Obama's ex-girlfriend Genevieve Cook’s journal featured in new biography

Genevieve Cook, a former girlfriend of Barack Obama, in 1985. (Family photo)Vanity Fair magazine has published an excerpt from Washington Post reporter David Maraniss’ upcoming biography of the president entitled “Barack Obama: The Story.” (Regular Fix readers know how excited we have been/are about this book, which goes on sale next month.)
The six page excerpt focuses on two of Obama’s early girlfriends. One, named Alex McNear, Obama met at Occidental College before he transferred to Columbia. She came to New York for a summer, the start of a long-distance, letter-based relationship in 1982.
Maraniss got a hold of many of the letters they exchanged — many more literary than romantic.
Here’s Obama on the poet T.S. Eliot, in one of letter to McNear:
“Remember how I said there’s a certain kind of conservatism which I respect more than bourgeois liberalism—Eliot is of this type. Of course, the dichotomy he maintains is reactionary, but it’s due to a deep fatalism, not ignorance.”
In December 1983 Obama met Genevieve Cook, the daughter of a prominent Australian diplomat, at a party. While he told Maraniss that he was speaking of Cook in “Dreams of My Father” when he wrote, “There was a woman in New York that I loved. She was white ... Her voice sounded like a wind chime,” Obama says he compressed several girlfriends into one in the book (as he noted in his memoir’s introduction).
Obama and Cook lived together briefly but in May 1985 they broke up. “I’m left wondering if Barack’s reserve, etc. is not just the time in his life, but, after all, emotional scarring that will make it difficult for him to get involved even after he’s sorted his life through with age and experience,” she wrote in her journal. “Hard to say, as obviously I was not the person that brought infatuation. (That lithe, bubbly, strong black lady is waiting somewhere!)”
One incident Obama describes in “Dreams,” in which his “New York girlfriend” asks why “black people were so angry all the time,” is not about Cook and Maraniss believes it happened in Chicago, not New York. Maraniss told Vanity Fair that the president’s memoir “is a remarkably insightful exploration of his internal struggle but should not be read as rigorous factual history.”
A couple more fascinating factoids from the Maraniss excerpt:
* Obama liked making tuna-fish sandwiches and ginger beef.
* The future president had a circle of Pakistani friends in New York (Politico interviewed some of them in 2008) but he drifted away from them as they headed towards careers in business. (They also partied a little too hard for him.) “Caught without a class, a structure, or tradition to support me, in a sense the choice to take a different path is made for me,” he told McNear.

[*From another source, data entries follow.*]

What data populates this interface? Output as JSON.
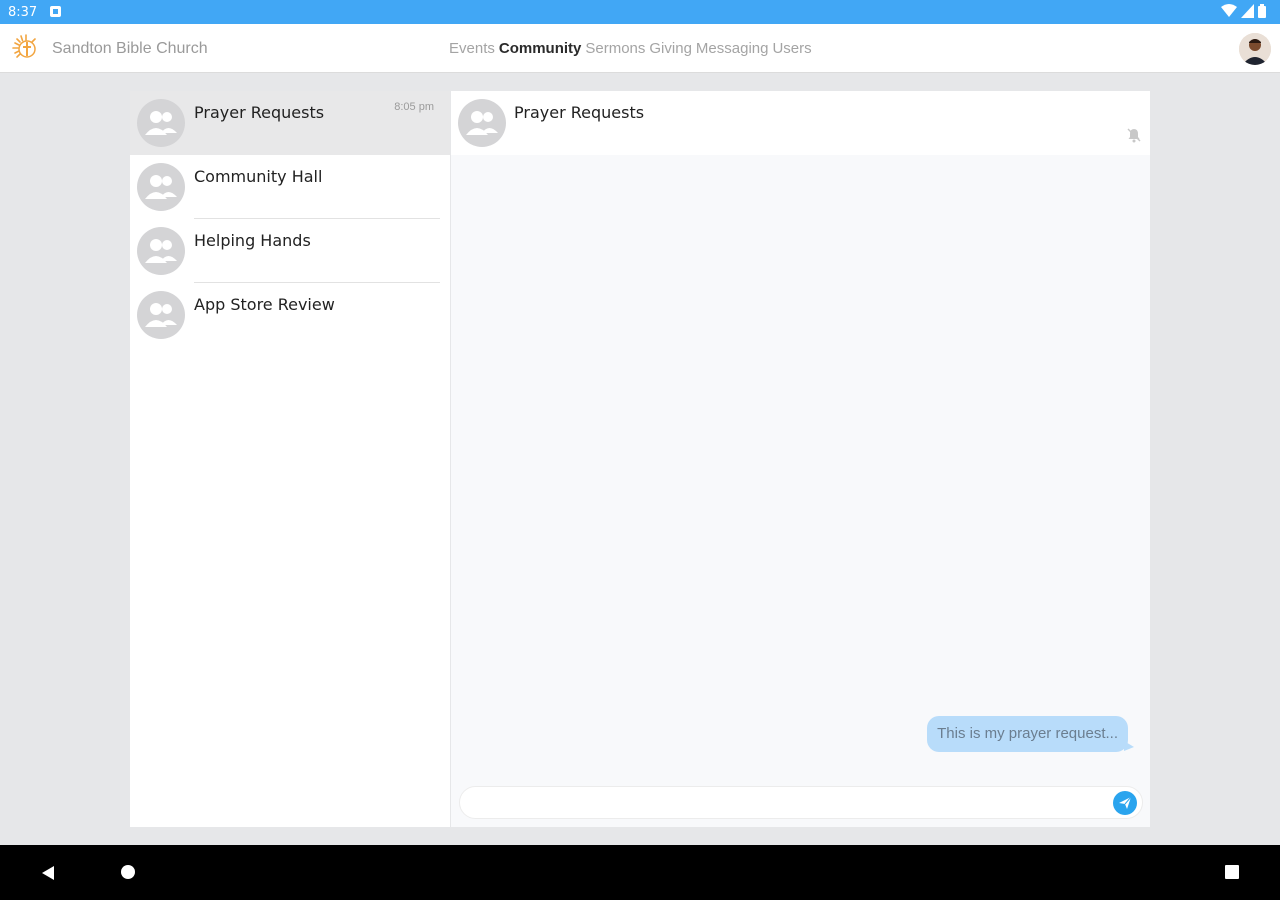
{
  "status_bar": {
    "time": "8:37"
  },
  "app": {
    "brand": "Sandton Bible Church",
    "nav": [
      {
        "label": "Events",
        "active": false
      },
      {
        "label": "Community",
        "active": true
      },
      {
        "label": "Sermons",
        "active": false
      },
      {
        "label": "Giving",
        "active": false
      },
      {
        "label": "Messaging",
        "active": false
      },
      {
        "label": "Users",
        "active": false
      }
    ]
  },
  "conversations": [
    {
      "name": "Prayer Requests",
      "time": "8:05 pm",
      "active": true
    },
    {
      "name": "Community Hall",
      "time": "",
      "active": false
    },
    {
      "name": "Helping Hands",
      "time": "",
      "active": false
    },
    {
      "name": "App Store Review",
      "time": "",
      "active": false
    }
  ],
  "chat": {
    "title": "Prayer Requests",
    "messages": [
      {
        "text": "This is my prayer request...",
        "outgoing": true
      }
    ],
    "composer_value": ""
  },
  "icons": {
    "group": "group-avatar-icon",
    "mute": "bell-off-icon",
    "send": "send-icon"
  },
  "colors": {
    "status_bar": "#41a7f5",
    "accent": "#2aa4ee",
    "bubble": "#b8dcfa"
  }
}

* According to Cook, Obama was a “virtuous daily jogger” who was “unsettled” when his girlfriend raced him and won.
You can read the whole thing here. Vanity Fair also interviews Maraniss, who says he discussed some of Cook’s journal entries with the president but that Obama had not read them: “He was, of course, curious about her, where she was, and how she was doing,” said Maraniss.